Carlisle POV

"Carly boy, you have to try this gown on so i can check the measurements." Alice whined from my study door. I flicked my wrist camply, "you are SO last year Alice!" Carlisle, mourned by his wife and Punam alike, was camper than a row of pink tents. He also talked about himself in the 'third person' so he 'came across' as an annoying 'pompous' ass.

It was Bella's 18th birthday party today, and believe me, the word 'party' was over exaggerated in Alice's point of view. This morning, she 'woke' the whole family up really early to do 50 laps of the house in jump suites. Turning the house into a literal 'prison' – not a lighthouse otherwise they'd have to pick it up and move it next to the sea and actually use it to direct ships. And he has used quotation marks six times now.Obviously Esme was excited about the prospect of adorning every inch of our home with shrunken heads, and combined with Alice's hyperactivity and Esme's genuine excitement and blood lust, Jasper was also picking up the festive execution spirit as well. Rosalie, being a sassy bitch, went to hunt and Emmett being loyal accompanied her. Only I and Edward didn't help with the decorations because Edward and I had plans that made me happy almost G-A-Y, but Alice, ushered us to school (me being the local paedophile) , when I stole a glance at mike newton she dragged me home by my pigtails. I escaped to my study by telling Alice that I had to practice my YMCA routine for tonight, plus wrap up Bella's present (an amazing pizza sandwich I made myself). I was surprised (understatement) that Alice let me off because she could probably See me not doing anything remotely straight. Before I left, I gave her a grateful burst of George Michael chorus.

I entered my dance studio and thought about how much great music the Towns People created. Plus the opportunity the song gave me to see Edward dress as a gay Indian was priceless. Bella has bought so many annoying, clumsy trips and falls to our eternal existences. She had also had an annoying habit of sleep talking about a load of human shit. I finished my warm up and settled down with a copy of Celeb! Weekly while the others changed. (They obviously didn't understand the comfort value a pink leotard provided)

And now, 1 hour later, Alice was whining at my study's doorframe.

"Alice, you can probably See me wearing the gown you've chosen at Bella's birthday party" I said, raising my eyebrow in question, even though I hadn't asked one, so that line makes no sense. (all corrections including the lighthouse thing by Prof. Christina McAwesome, to punam OWNED loved C x) "You know I want to try it on. It looks FIERCE!, kinky and...could you take it up a bit – it looks to ... matronly."

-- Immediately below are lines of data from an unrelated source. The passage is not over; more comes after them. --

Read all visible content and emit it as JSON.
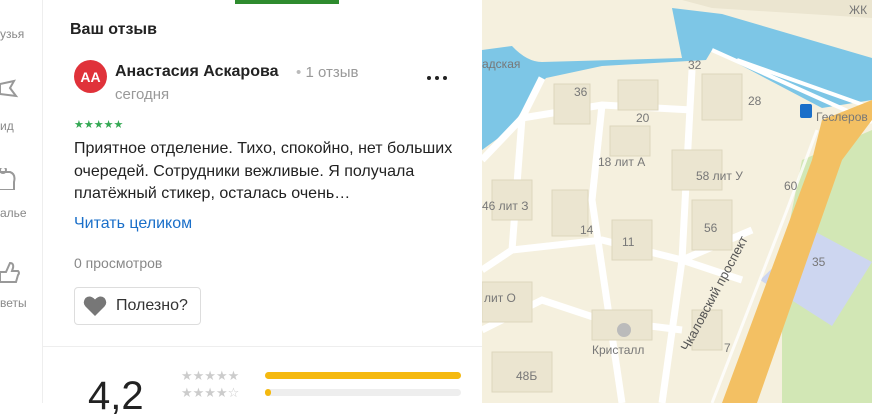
{
  "sidebar": {
    "items": [
      {
        "label": "узья",
        "icon": "friends-icon"
      },
      {
        "label": "ид",
        "icon": "pin-icon"
      },
      {
        "label": "алье",
        "icon": "gallery-icon"
      },
      {
        "label": "веты",
        "icon": "thumbs-up-icon"
      }
    ]
  },
  "review": {
    "section_title": "Ваш отзыв",
    "avatar_initials": "АА",
    "author": "Анастасия Аскарова",
    "review_count": "1 отзыв",
    "date": "сегодня",
    "stars": 5,
    "text": "Приятное отделение. Тихо, спокойно, нет больших очередей. Сотрудники вежливые. Я получала платёжный стикер, осталась очень…",
    "read_more": "Читать целиком",
    "views": "0 просмотров",
    "useful_label": "Полезно?"
  },
  "rating": {
    "value": "4,2",
    "distribution": [
      {
        "stars": 5,
        "fill": 1.0
      },
      {
        "stars": 4,
        "fill": 0.03
      }
    ]
  },
  "map": {
    "labels": {
      "zhk": "ЖК",
      "gesler": "Геслеров",
      "street_adskaya": "адская",
      "b36": "36",
      "b32": "32",
      "b28": "28",
      "b20": "20",
      "b18": "18 лит А",
      "b58": "58 лит У",
      "b60": "60",
      "b46": "46 лит З",
      "b14": "14",
      "b56": "56",
      "b11": "11",
      "b35": "35",
      "blitO": "лит О",
      "chkalovsky": "Чкаловский проспект",
      "kristall": "Кристалл",
      "b48b": "48Б",
      "b7": "7"
    },
    "colors": {
      "water": "#7dc6e6",
      "block": "#f5f0de",
      "building": "#ebe5d0",
      "road": "#ffffff",
      "avenue": "#f3c063",
      "park": "#d2e7b5",
      "metro": "#1a6fc9"
    }
  }
}
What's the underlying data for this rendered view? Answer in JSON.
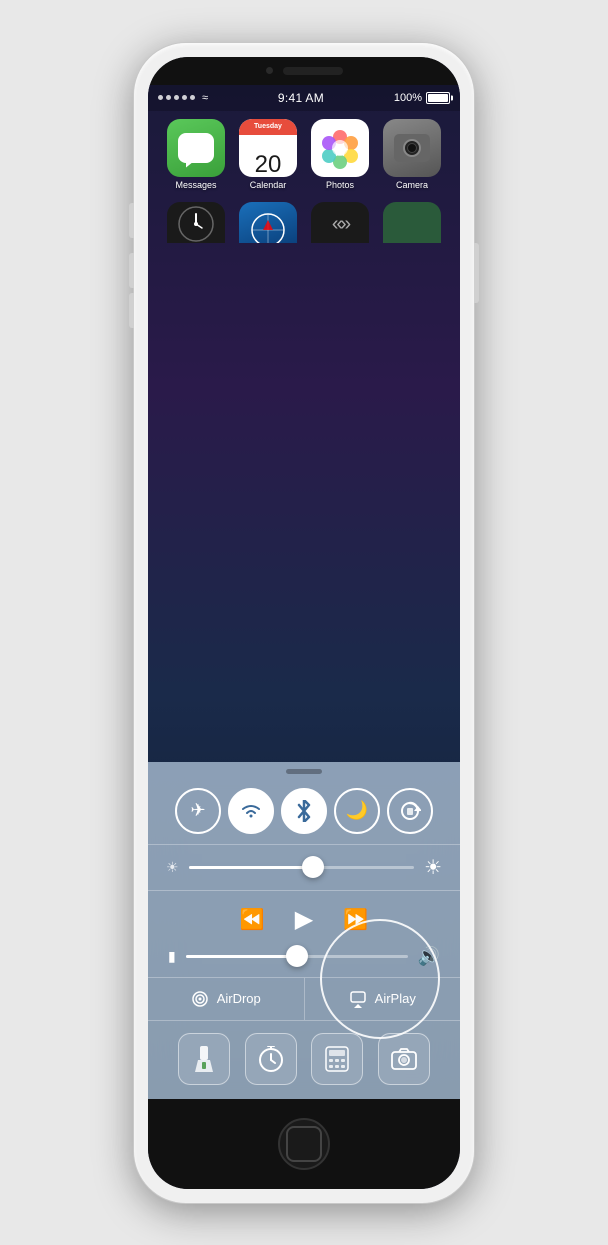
{
  "phone": {
    "status_bar": {
      "time": "9:41 AM",
      "battery": "100%",
      "signal_dots": 5
    },
    "apps_row1": [
      {
        "name": "Messages",
        "type": "messages"
      },
      {
        "name": "Calendar",
        "type": "calendar",
        "day_name": "Tuesday",
        "day_num": "20"
      },
      {
        "name": "Photos",
        "type": "photos"
      },
      {
        "name": "Camera",
        "type": "camera"
      }
    ],
    "control_center": {
      "toggles": [
        {
          "id": "airplane",
          "icon": "✈",
          "label": "Airplane Mode",
          "active": false
        },
        {
          "id": "wifi",
          "icon": "wifi",
          "label": "Wi-Fi",
          "active": true
        },
        {
          "id": "bluetooth",
          "icon": "bt",
          "label": "Bluetooth",
          "active": true
        },
        {
          "id": "donotdisturb",
          "icon": "🌙",
          "label": "Do Not Disturb",
          "active": false
        },
        {
          "id": "rotation",
          "icon": "rotation",
          "label": "Rotation Lock",
          "active": false
        }
      ],
      "brightness_percent": 55,
      "volume_percent": 50,
      "airdrop_label": "AirDrop",
      "airplay_label": "AirPlay",
      "tools": [
        {
          "id": "flashlight",
          "icon": "flashlight",
          "label": "Flashlight"
        },
        {
          "id": "timer",
          "icon": "timer",
          "label": "Timer"
        },
        {
          "id": "calculator",
          "icon": "calculator",
          "label": "Calculator"
        },
        {
          "id": "camera2",
          "icon": "camera",
          "label": "Camera"
        }
      ]
    }
  }
}
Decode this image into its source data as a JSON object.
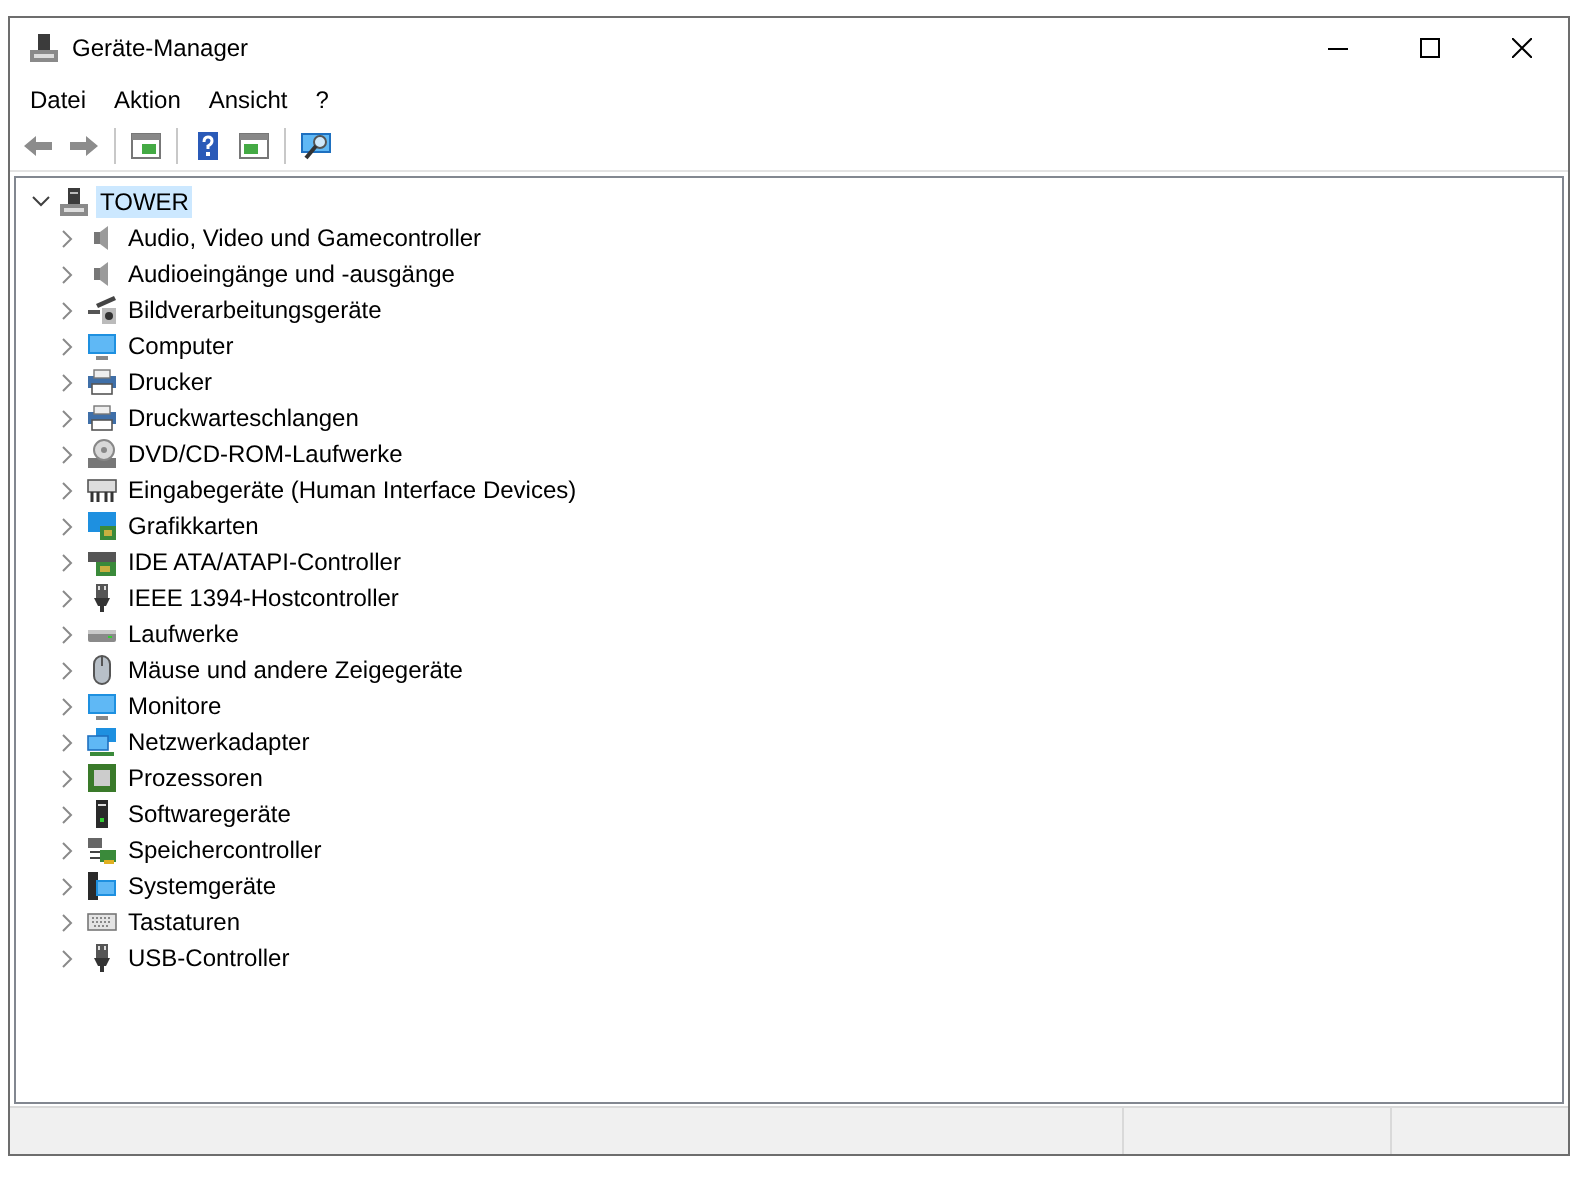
{
  "window": {
    "title": "Geräte-Manager"
  },
  "menu": [
    "Datei",
    "Aktion",
    "Ansicht",
    "?"
  ],
  "tree": {
    "label": "TOWER",
    "kind": "computer-tower",
    "expanded": true,
    "selected": true,
    "children": [
      {
        "label": "Audio, Video und Gamecontroller",
        "kind": "speaker",
        "expanded": false,
        "selected": false
      },
      {
        "label": "Audioeingänge und -ausgänge",
        "kind": "speaker",
        "expanded": false,
        "selected": false
      },
      {
        "label": "Bildverarbeitungsgeräte",
        "kind": "camera",
        "expanded": false,
        "selected": false
      },
      {
        "label": "Computer",
        "kind": "monitor",
        "expanded": false,
        "selected": false
      },
      {
        "label": "Drucker",
        "kind": "printer",
        "expanded": false,
        "selected": false
      },
      {
        "label": "Druckwarteschlangen",
        "kind": "printer",
        "expanded": false,
        "selected": false
      },
      {
        "label": "DVD/CD-ROM-Laufwerke",
        "kind": "disc",
        "expanded": false,
        "selected": false
      },
      {
        "label": "Eingabegeräte (Human Interface Devices)",
        "kind": "input-device",
        "expanded": false,
        "selected": false
      },
      {
        "label": "Grafikkarten",
        "kind": "graphics",
        "expanded": false,
        "selected": false
      },
      {
        "label": "IDE ATA/ATAPI-Controller",
        "kind": "card",
        "expanded": false,
        "selected": false
      },
      {
        "label": "IEEE 1394-Hostcontroller",
        "kind": "plug",
        "expanded": false,
        "selected": false
      },
      {
        "label": "Laufwerke",
        "kind": "drive",
        "expanded": false,
        "selected": false
      },
      {
        "label": "Mäuse und andere Zeigegeräte",
        "kind": "mouse",
        "expanded": false,
        "selected": false
      },
      {
        "label": "Monitore",
        "kind": "monitor",
        "expanded": false,
        "selected": false
      },
      {
        "label": "Netzwerkadapter",
        "kind": "network",
        "expanded": false,
        "selected": false
      },
      {
        "label": "Prozessoren",
        "kind": "chip",
        "expanded": false,
        "selected": false
      },
      {
        "label": "Softwaregeräte",
        "kind": "tower",
        "expanded": false,
        "selected": false
      },
      {
        "label": "Speichercontroller",
        "kind": "storage",
        "expanded": false,
        "selected": false
      },
      {
        "label": "Systemgeräte",
        "kind": "system",
        "expanded": false,
        "selected": false
      },
      {
        "label": "Tastaturen",
        "kind": "keyboard",
        "expanded": false,
        "selected": false
      },
      {
        "label": "USB-Controller",
        "kind": "plug",
        "expanded": false,
        "selected": false
      }
    ]
  }
}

"Oh fine!" she said, grinning. "But you have to help us now with the shrivelled heads instead. . . And tell Rosalie to stop eating them. They don't even have blood anymore. Blondes."

The rest of the day was spent decorating the house by me, Esme, and Jasper. Alice, on the other hand, was preparing a rather extravagant birthday cake even though most of the guests, meaning us, wouldn't eat it. Well, Emmett was accepting Jasper's dare to 'enjoy' the cake with Bella.

Then Edward and Bella arrived in his ice cream van. Neither commented on my beautiful attire and I could see how it hurt Alice in her soul. The bit with the dresses... the gift shop was also slightly hurt.

"Darlings, hel – lo" I chirped, i stopped mid cheek kiss as I was distracted by my -what happens on the weekend stays in the week end- adoptive son Edward.

Instantly, I concluded my observations before Edward could read my mind. Seriously, he is my adoptive son, he was going to be married and I was—checking him out! I should date Emmett instead. He is so strong and Rosalie would just have to share, she could be sooo selfish at times.

A couple of seconds later, it was Alice who spoke up first.

"Oh my God! The guest of honour! Hitler, come in. Dankashun for coming."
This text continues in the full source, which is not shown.